Il y a pourtant une utilité et une légitimité des bibliothèques dans leur rôle social, culturel, voire politique, grâce à leur capacité d’accueil. Christophe Evans, sociologue des publics, dresse le portrait-robot des usagers des bibliothèques (majoritairement jeune ou féminin) ; il pointe la baisse des pratiques de lecture ainsi que celle des taux de consultation et d’emprunt, mais parallèlement relève l’augmentation du temps de présence en bibliothèque des publics qui, grâce à une réelle appropriation collective des lieux, jouissent de cadres non seulement accueillants, mais aussi structurants. Il plaide donc pour le développement de projets innovants du type des learning centers ou « troisième lieu ». Raphaëlle Bats, quant à elle, nous emmène faire un petit tour dans trois bibliothèques représentatives des tendances actuelles : la mythique Bibliothèque d’Alexandrie, avec son fonds documentaire sans frontières et son ouverture sur les cultures étrangères ; la Bibliothèque du Congrès à Washington, fondée au départ pour soutenir la démocratie, et devenue un modèle technique et un lieu d’expérimentation pour la bibliothéconomie, en pointe notamment pour la numérisation de ses collections ; enfin, l’Openbare Bibliotheek d’Amsterdam, pour son espace permettant à la fois un retour sur soi et une circulation et une rencontre avec l’autre.
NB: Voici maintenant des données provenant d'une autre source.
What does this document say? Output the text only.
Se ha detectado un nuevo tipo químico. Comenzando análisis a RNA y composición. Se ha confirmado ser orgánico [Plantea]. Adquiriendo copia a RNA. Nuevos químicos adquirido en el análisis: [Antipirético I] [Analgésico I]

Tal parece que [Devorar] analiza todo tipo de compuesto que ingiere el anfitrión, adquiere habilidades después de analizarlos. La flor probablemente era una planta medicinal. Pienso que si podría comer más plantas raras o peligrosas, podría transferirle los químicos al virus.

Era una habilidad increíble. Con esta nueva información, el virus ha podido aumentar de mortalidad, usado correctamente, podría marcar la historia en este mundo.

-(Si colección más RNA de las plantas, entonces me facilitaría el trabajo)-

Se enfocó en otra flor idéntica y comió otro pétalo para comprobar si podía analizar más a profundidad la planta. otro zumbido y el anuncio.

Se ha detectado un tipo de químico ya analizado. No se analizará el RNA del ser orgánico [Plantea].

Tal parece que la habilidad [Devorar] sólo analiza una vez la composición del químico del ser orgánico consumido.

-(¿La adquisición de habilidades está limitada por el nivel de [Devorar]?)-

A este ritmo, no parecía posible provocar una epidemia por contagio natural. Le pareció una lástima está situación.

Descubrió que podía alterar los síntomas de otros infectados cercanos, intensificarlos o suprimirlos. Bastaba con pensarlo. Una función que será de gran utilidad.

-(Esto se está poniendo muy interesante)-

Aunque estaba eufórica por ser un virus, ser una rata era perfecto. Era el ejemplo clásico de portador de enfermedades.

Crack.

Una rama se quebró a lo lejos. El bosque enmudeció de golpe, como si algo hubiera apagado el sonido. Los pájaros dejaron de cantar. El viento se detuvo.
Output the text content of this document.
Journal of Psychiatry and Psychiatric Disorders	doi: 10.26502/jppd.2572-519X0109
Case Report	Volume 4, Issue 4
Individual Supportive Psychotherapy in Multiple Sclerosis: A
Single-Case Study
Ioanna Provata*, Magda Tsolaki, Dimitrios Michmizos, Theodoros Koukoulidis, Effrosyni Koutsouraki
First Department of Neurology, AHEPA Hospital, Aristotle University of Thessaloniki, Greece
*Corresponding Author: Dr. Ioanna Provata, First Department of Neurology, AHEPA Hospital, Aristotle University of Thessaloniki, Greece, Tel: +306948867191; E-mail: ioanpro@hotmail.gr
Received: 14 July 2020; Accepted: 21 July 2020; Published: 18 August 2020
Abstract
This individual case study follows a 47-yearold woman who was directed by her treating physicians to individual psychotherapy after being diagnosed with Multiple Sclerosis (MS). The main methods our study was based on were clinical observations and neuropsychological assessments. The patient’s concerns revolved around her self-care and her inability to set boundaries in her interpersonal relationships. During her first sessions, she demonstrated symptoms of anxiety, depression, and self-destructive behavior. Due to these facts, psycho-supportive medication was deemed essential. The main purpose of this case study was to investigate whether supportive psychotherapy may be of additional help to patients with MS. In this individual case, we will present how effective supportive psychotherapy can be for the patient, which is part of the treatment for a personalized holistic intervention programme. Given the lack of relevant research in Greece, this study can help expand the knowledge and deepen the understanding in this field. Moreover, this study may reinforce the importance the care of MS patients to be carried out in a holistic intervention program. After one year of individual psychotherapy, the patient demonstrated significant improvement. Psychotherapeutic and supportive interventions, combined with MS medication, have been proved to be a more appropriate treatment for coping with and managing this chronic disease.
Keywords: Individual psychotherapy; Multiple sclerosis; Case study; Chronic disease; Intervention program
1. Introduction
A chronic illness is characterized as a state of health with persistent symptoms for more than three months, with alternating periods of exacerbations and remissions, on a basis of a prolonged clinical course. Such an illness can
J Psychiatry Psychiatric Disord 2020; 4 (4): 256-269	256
La question du numérique est interrogée par Bertrand Calenge qui pointe le problème identitaire que cause ce dernier au monde des bibliothèques. Pour lui, la profession possède de nombreux atouts car elle est capable d’apporter une expertise technique, des compétences scientifiques et un réel savoir-faire dans l’élaboration des métadonnées, dans la collecte et l’archivage des contenus, autant de connaissances dont le web est demandeur. Ainsi, et grâce à cet invariant fondamental qu’est leur public et ses besoins, les bibliothèques et bibliothécaires s’adaptent, proposent des services ou des contenus innovants (services de questions/réponses, la bibliothèque numérique européenne Europeana…) et, malgré quelques tourments identitaires, savent imposer leur intemporalité tout en affichant une modernité comme soutien de la démocratie et comme lieu de découverte et de construction de l’individu.

Comme dans chaque numéro, la revue propose ensuite un grand nombre de documents iconographiques, littéraires, historiques qui sont décryptés et analysés, des ressources nombreuses sur le web (sites institutionnels, blogs, ressources numériques) et une riche bibliographie permettant de poursuivre les lectures sur ce sujet.

On l’aura compris, les bibliothèques ne sont pas seulement une accumulation raisonnée et classée de livres, et c’est cette complexité et cette richesse qui se doivent d’être encore et toujours interrogées.